Indeed, manufacturers have been hit with rocketing production, utility, and transport costs—forced between cancelling and potentially losing customers, or committing to orders while facing a “sharp profit squeeze”. Some South Asian garment makers are absorbing much of the higher energy and logistics costs as they fulfill orders placed months ago. But once inventory is depleted and new orders placed, consumers can expect a 10 to 15 percent rise in clothing prices. Malaysians meanwhile, are facing a shortage of Farm Fresh milk at supermarkets. The brand clarified that a lack of PET resin has forced it to shift more products into paper cartons and ultra-high temperature (UHT) packaging. This plastic squeeze has also been felt by a local soya sauce maker. 

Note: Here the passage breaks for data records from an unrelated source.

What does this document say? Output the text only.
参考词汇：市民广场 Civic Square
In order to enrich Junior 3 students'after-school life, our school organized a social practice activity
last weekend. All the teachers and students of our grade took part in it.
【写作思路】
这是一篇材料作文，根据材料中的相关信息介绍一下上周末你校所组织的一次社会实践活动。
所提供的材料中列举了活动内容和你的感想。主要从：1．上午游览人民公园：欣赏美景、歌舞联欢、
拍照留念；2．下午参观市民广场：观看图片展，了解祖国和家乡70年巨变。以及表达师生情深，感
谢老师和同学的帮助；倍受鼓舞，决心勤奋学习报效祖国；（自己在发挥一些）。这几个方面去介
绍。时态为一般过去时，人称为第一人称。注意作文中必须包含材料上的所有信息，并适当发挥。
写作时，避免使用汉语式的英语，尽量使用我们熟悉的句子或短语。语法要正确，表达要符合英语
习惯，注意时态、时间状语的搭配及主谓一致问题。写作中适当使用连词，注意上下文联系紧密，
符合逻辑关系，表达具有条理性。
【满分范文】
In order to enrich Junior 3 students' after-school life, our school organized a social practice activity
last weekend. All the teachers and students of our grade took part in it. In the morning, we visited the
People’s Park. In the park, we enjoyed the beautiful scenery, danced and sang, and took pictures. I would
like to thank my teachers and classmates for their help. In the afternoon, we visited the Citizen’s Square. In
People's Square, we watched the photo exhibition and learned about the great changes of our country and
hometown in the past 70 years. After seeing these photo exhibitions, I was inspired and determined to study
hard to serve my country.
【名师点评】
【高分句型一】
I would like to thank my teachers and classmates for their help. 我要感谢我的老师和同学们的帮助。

The rise in PET costs has increased demand for recycled plastic. While some early adopters recognise recycled plastic as a hedge against future supply squeezes, the broader market is still adopting strategies that prioritise short-term optimisation over supply security. Still, any industrial waste reduction is welcome; already, the war has had a catastrophic impact on the environment. For consumers too, this is an opportunity to become more conscious of our waste production, as the war serves up daily reminders of the deleterious impact choices made thousands of kilometres away by people unknown can have on us.

Sport: Preserving pickle

“The tigers that are roaming about the Bukit Timah and Sirangoon districts have not yet been killed,” moaned a correspondent to The Straits Times. “Where is the sporting pluck of Singapore gone? Time was when the kubber [news] of a stripes was received with joy...Time is, when…playing at lawn tennis is considered the highest sport.”

“Apparently young Singapore prefers to shine at niminy piminy lawn tennis, rather than to witch the world with noble horsemanship,” wrote another, similarly overcome with nausea at the sight of the new elbowing the old in the stomach. Across the late 19th century colonial world, tennis seemed to pop up from nowhere—a rojak of croquet, rackets (a squash precursor) and courte-paume (best imagined as doing calculus and trigonometry while haring after a ball with a racket). The sudden popularity of something seemingly so trifling caused significant dyspepsia. Some, like the two above, felt sport wasn’t sport unless life and limb were in perennial peril. Tennis was too safe, too effete. On the other hand, there were those who harrumphed at an enterprise so devoid of morals and good taste that it enabled young women to flounce around unladylike in public. Even those not opposed to women playing tennis in principle worried about the game being too taxing for the feminine mind and body. Sadly for them, tennis’ was no transient virality. Today it’s among the most popular sports in the world.